With her critical coverage, Chamberlain has earned the enmity of a new majority that has arisen in a county that was long red but in recent times has tilted into the Twilight Zone. The group, The Guardian reports, is “backed by militia members, anti-vaxxers, election deniers and residents who have long felt forgotten by governments in Sacramento and Washington.” This group has “fired the county health officer and done away with the region’s voting system. Politically moderate public officials have faced bullying, intimidation and threats of violence. County meetings have turned into hours-long shouting matches.”

Her battle with the new right has commanded the attention of news outlets elsewhere. The Los Angeles Times in a 2021 profile called her a “one-woman watchdog” and explained how she had reported for and then wrote a column for a local newspaper, Redding’s Record Searchlight, until she and an editor in 2007 split on the direction her writing should take. She was so popular back then that 100 supporters picketed the paper in protest of her departure. Soon, she started the blog that grew into A News Cafe.

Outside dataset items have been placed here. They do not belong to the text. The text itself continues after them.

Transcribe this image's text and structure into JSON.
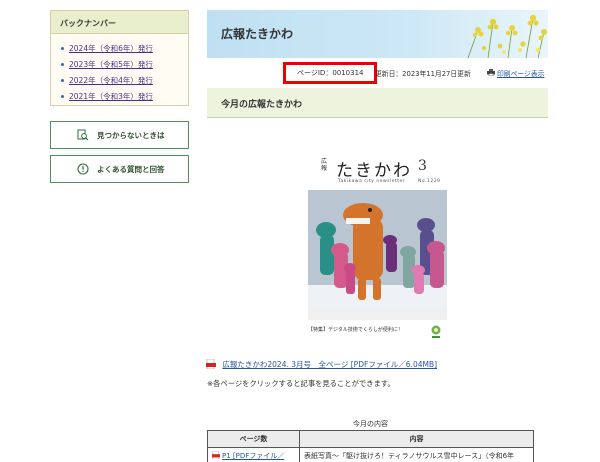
{
  "sidebar": {
    "backnumber_title": "バックナンバー",
    "backnumber_items": [
      "2024年（令和6年）発行",
      "2023年（令和5年）発行",
      "2022年（令和4年）発行",
      "2021年（令和3年）発行"
    ],
    "buttons": [
      {
        "label": "見つからないときは",
        "icon": "search-page-icon"
      },
      {
        "label": "よくある質問と回答",
        "icon": "info-circle-icon"
      }
    ]
  },
  "header": {
    "title": "広報たきかわ",
    "page_id": "ページID：0010314",
    "updated": "更新日：2023年11月27日更新",
    "print": "印刷ページ表示"
  },
  "section": {
    "title": "今月の広報たきかわ"
  },
  "cover": {
    "label_small": "広報",
    "title": "たきかわ",
    "issue_num": "3",
    "subtitle": "Takikawa city newsletter",
    "issue_no": "No.1239",
    "bottom_caption": "【特集】デジタル技術でくらしが便利に！"
  },
  "pdf": {
    "link": "広報たきかわ2024. 3月号　全ページ [PDFファイル／6.04MB]"
  },
  "note": "※各ページをクリックすると記事を見ることができます。",
  "table": {
    "caption": "今月の内容",
    "headers": [
      "ページ数",
      "内容"
    ],
    "rows": [
      [
        "P1 [PDFファイル／",
        "表紙写真～「駆け抜けろ！ティラノサウルス雪中レース」（令和6年"
      ]
    ]
  },
  "colors": {
    "accent_green": "#4f9058",
    "link_blue": "#2855a4",
    "highlight_red": "#ee0000"
  }
}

To be sure, as an opinion-writer (someone once quaintly called a columnist), Chamberlain has been vocally unhappy with the changes she has seen in Shasta County. She has documented the turn away from civility in an era where a president made it acceptable to insult critics and the media in what once were intolerably coarse terms. “As the shit storm of civil unrest piles up, the North State has become a tinderbox at the ready, on the verge of ignition,” she wrote she wrote in August 2020. “Slogans and memes are the kindling. Calls to action, aggression and civil war are often found on the same Facebook pages as family photos, holiday greetings and birthday wishes.”

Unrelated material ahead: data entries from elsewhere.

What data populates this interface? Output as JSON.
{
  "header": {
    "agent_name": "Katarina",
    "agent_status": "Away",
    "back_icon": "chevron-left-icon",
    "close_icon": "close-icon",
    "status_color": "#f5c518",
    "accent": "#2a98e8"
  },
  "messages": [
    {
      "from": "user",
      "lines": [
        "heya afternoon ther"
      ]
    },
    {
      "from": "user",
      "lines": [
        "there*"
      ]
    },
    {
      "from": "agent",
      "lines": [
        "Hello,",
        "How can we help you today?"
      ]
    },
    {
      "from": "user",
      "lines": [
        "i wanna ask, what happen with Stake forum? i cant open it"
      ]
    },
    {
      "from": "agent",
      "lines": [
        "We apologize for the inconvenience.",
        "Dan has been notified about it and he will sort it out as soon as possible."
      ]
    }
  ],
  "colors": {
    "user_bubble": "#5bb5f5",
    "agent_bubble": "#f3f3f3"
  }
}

Mike Lindell, Source: Denver Post


More recently, she wrote critically about a local district supervisor, Kevin Crye, who, she said, “has racked up a host of stunningly destructive decisions at breakneck speed. He gallivanted to Minnesota on the county’s tab to visit MyPillow CEO Mike Lindell for hand-counted-ballot advice. (Although the public paid for his jaunt, Crye has still not disclosed exactly that happened on that trip.) Following his Lindell visit, in short order Crye introduced to Shasta County a number of election-machine-denying Lindell pals, such as Alexander Haberbush and Clint Curtis, each of whom were graciously granted by Chair Jones permission to speak well over the public’s 3-minute allotments.”

There’s no question that Chamberlain has little use for election-deniers and the rest, much as they have no use for her. So, perhaps, she should not be surprised by the hostility she runs into. Still, as with any good journalist, her work is fact-based, something even that district supervisor would be hard pressed to deny. And the question then arises: why would reporting such facts be objectionable to right wingers, so unsettling that some would call for her to be hanged?

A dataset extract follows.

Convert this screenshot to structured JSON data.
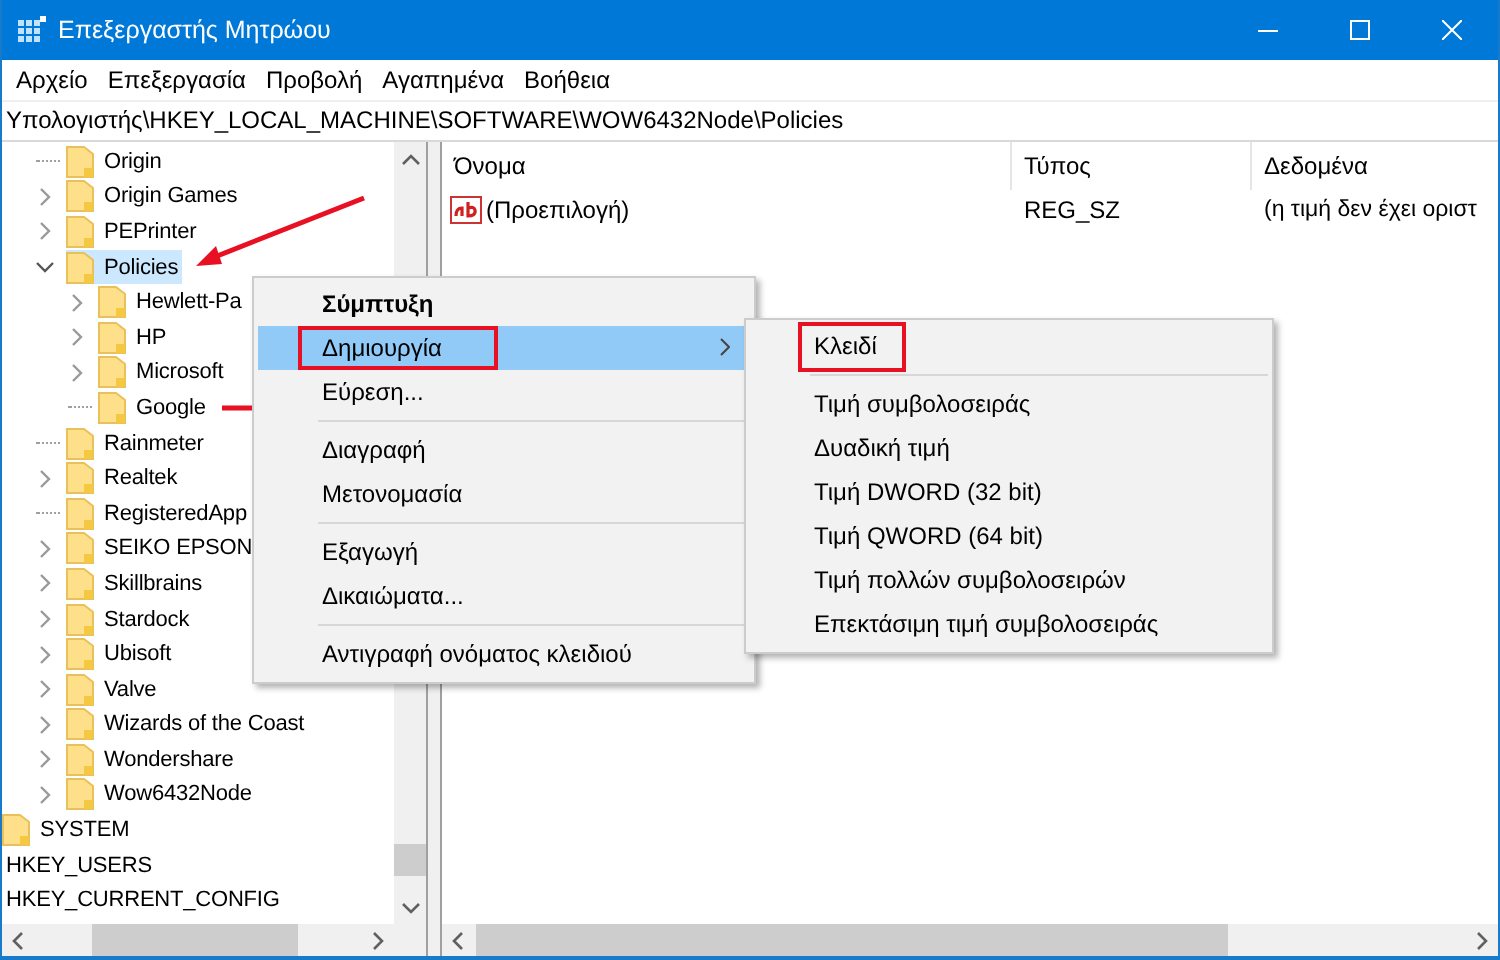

Whether the material it uses is opinionated or a matter of straightforward reporting, the press shines a light on news developments and trends that may make some blanch. It illuminates hypocrisy and nonsense. It uncovers abuses and misuses of public money. That, it seems, is enough to earn the hostility – perhaps the unprecedented venom — of some who apparently cannot abide the glare.

Local news, of course, has been under assault by economic forces, as well as political ones, for a long time now. The answer in many places has been the creation of online outlets that have spread far and wide across the country (Nebraska, for instance, has Flatwater Free Press and the Nebraska Examiner. Colorado has outfits including The Colorado Sun and, more locally, the Boulder Reporting Lab).

One must hope that outlets like those and A News Café can long brave the storms and that journalists such as Chamberlain can endure.